The dollar's significant rally gained even more momentum last week after markets released their expectations for the Fed peaks, while the European Central Bank's extremely dovish communication kept the euro low.
The euro is falling further on the back of both the ECB's negative reaction to expectations of a price spike and the negativity surrounding new COVID lockdowns. The PMI index due out this week will cushion some of the impact on economic confidence and will therefore be closely watched in the markets. The news has not worked in favor of the general currency, but after the extreme sell-off of the past few weeks, it looks like too much has been sold and the lowest point has been reached, if ECB spokespeople do not appear too alarmed by the COVID situation this week.
The pound has managed to finish level with the US dollar this week, meaning it has risen against other G10 currencies and almost all other major currencies in the world.
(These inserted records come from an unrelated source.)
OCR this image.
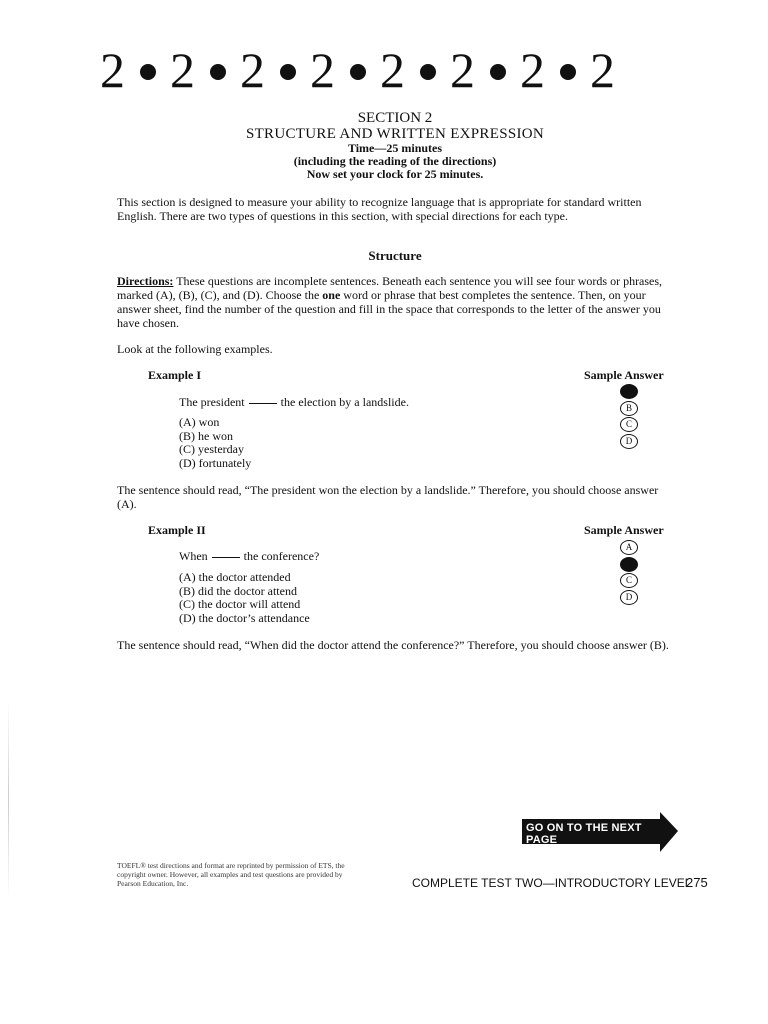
2 2 2 2 2 2 2 2
SECTION 2
STRUCTURE AND WRITTEN EXPRESSION
Time—25 minutes
(including the reading of the directions)
Now set your clock for 25 minutes.
This section is designed to measure your ability to recognize language that is appropriate for standard written English. There are two types of questions in this section, with special directions for each type.
Structure
Directions: These questions are incomplete sentences. Beneath each sentence you will see four words or phrases, marked (A), (B), (C), and (D). Choose the one word or phrase that best completes the sentence. Then, on your answer sheet, find the number of the question and fill in the space that corresponds to the letter of the answer you have chosen.
Look at the following examples.
Example I	Sample Answer
The president	the election by a landslide.
(A) won
(B) he won
(C) yesterday
(D) fortunately
A
B
C
D
The sentence should read, “The president won the election by a landslide.” Therefore, you should choose answer (A).
Example II	Sample Answer
When	the conference?
(A) the doctor attended
(B) did the doctor attend
(C) the doctor will attend
(D) the doctor’s attendance
A
B
C
D
The sentence should read, “When did the doctor attend the conference?” Therefore, you should choose answer (B).
GO ON TO THE NEXT PAGE
TOEFL® test directions and format are reprinted by permission of ETS, the copyright owner. However, all examples and test questions are provided by Pearson Education, Inc.	COMPLETE TEST TWO—INTRODUCTORY LEVEL
275
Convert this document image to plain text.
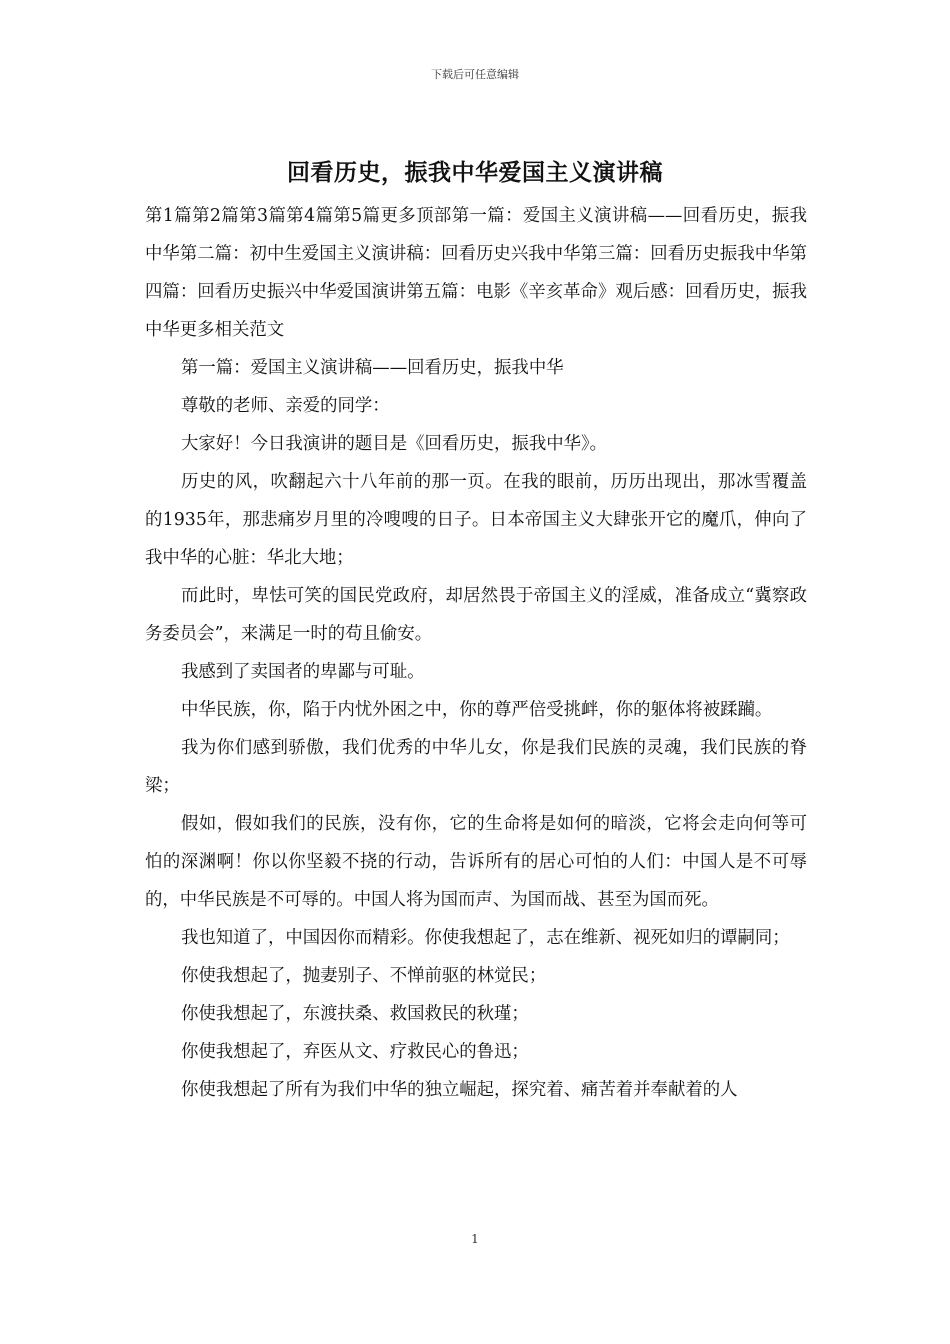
下载后可任意编辑
回看历史，振我中华爱国主义演讲稿

第1篇第2篇第3篇第4篇第5篇更多顶部第一篇：爱国主义演讲稿——回看历史，振我中华第二篇：初中生爱国主义演讲稿：回看历史兴我中华第三篇：回看历史振我中华第四篇：回看历史振兴中华爱国演讲第五篇：电影《辛亥革命》观后感：回看历史，振我中华更多相关范文

第一篇：爱国主义演讲稿——回看历史，振我中华

尊敬的老师、亲爱的同学：

大家好！今日我演讲的题目是《回看历史，振我中华》。

历史的风，吹翻起六十八年前的那一页。在我的眼前，历历出现出，那冰雪覆盖的1935年，那悲痛岁月里的冷嗖嗖的日子。日本帝国主义大肆张开它的魔爪，伸向了我中华的心脏：华北大地；

而此时，卑怯可笑的国民党政府，却居然畏于帝国主义的淫威，准备成立“冀察政务委员会”，来满足一时的苟且偷安。

我感到了卖国者的卑鄙与可耻。

中华民族，你，陷于内忧外困之中，你的尊严倍受挑衅，你的躯体将被蹂躏。

我为你们感到骄傲，我们优秀的中华儿女，你是我们民族的灵魂，我们民族的脊梁；

假如，假如我们的民族，没有你，它的生命将是如何的暗淡，它将会走向何等可怕的深渊啊！你以你坚毅不挠的行动，告诉所有的居心可怕的人们：中国人是不可辱的，中华民族是不可辱的。中国人将为国而声、为国而战、甚至为国而死。

我也知道了，中国因你而精彩。你使我想起了，志在维新、视死如归的谭嗣同；

你使我想起了，抛妻别子、不惮前驱的林觉民；

你使我想起了，东渡扶桑、救国救民的秋瑾；

你使我想起了，弃医从文、疗救民心的鲁迅；

你使我想起了所有为我们中华的独立崛起，探究着、痛苦着并奉献着的人

1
Positive news from retail and labour markets has reinforced expectations for a share price appreciation before the end of 2021, which is in stark contrast to the extreme'dovish' attitude of the ECB. PNI reports and speeches from the Bank of England's MPC members could underpin such expectations this week.
'The noises of government officials last Friday were free'hawkish', suggesting that the gradual tapering is accelerating and that the Federal Open Market Committee is increasingly concerned about the inflation data. In addition to Wednesday's PCE inflation data, just before Thanksgiving, the auctions of government bonds on Monday and Tuesday will be essential to chart market demand for further U.S. debt, in the face of high supply, less support from the Federal Reserve and negative real interest rates. The minutes for the Federal Reserve's last meeting and Biden's choice of the next Federal Reserve chairman, where he is expected to re-elect current Chair Powell, or the yet-to-be-'DovisherCandidate Brainard, will result in an unusually full agenda just before Thanksgiving.
By: Enrique Diaz-Alvarez
Enrique Diaz-Alvarez is chief risk officer and heads Ebury's analyst team in New York. Because of his drive, passion and thorough knowledge, Enrique is recognized by Bloomberg as one of the most accurate predictors of market movements.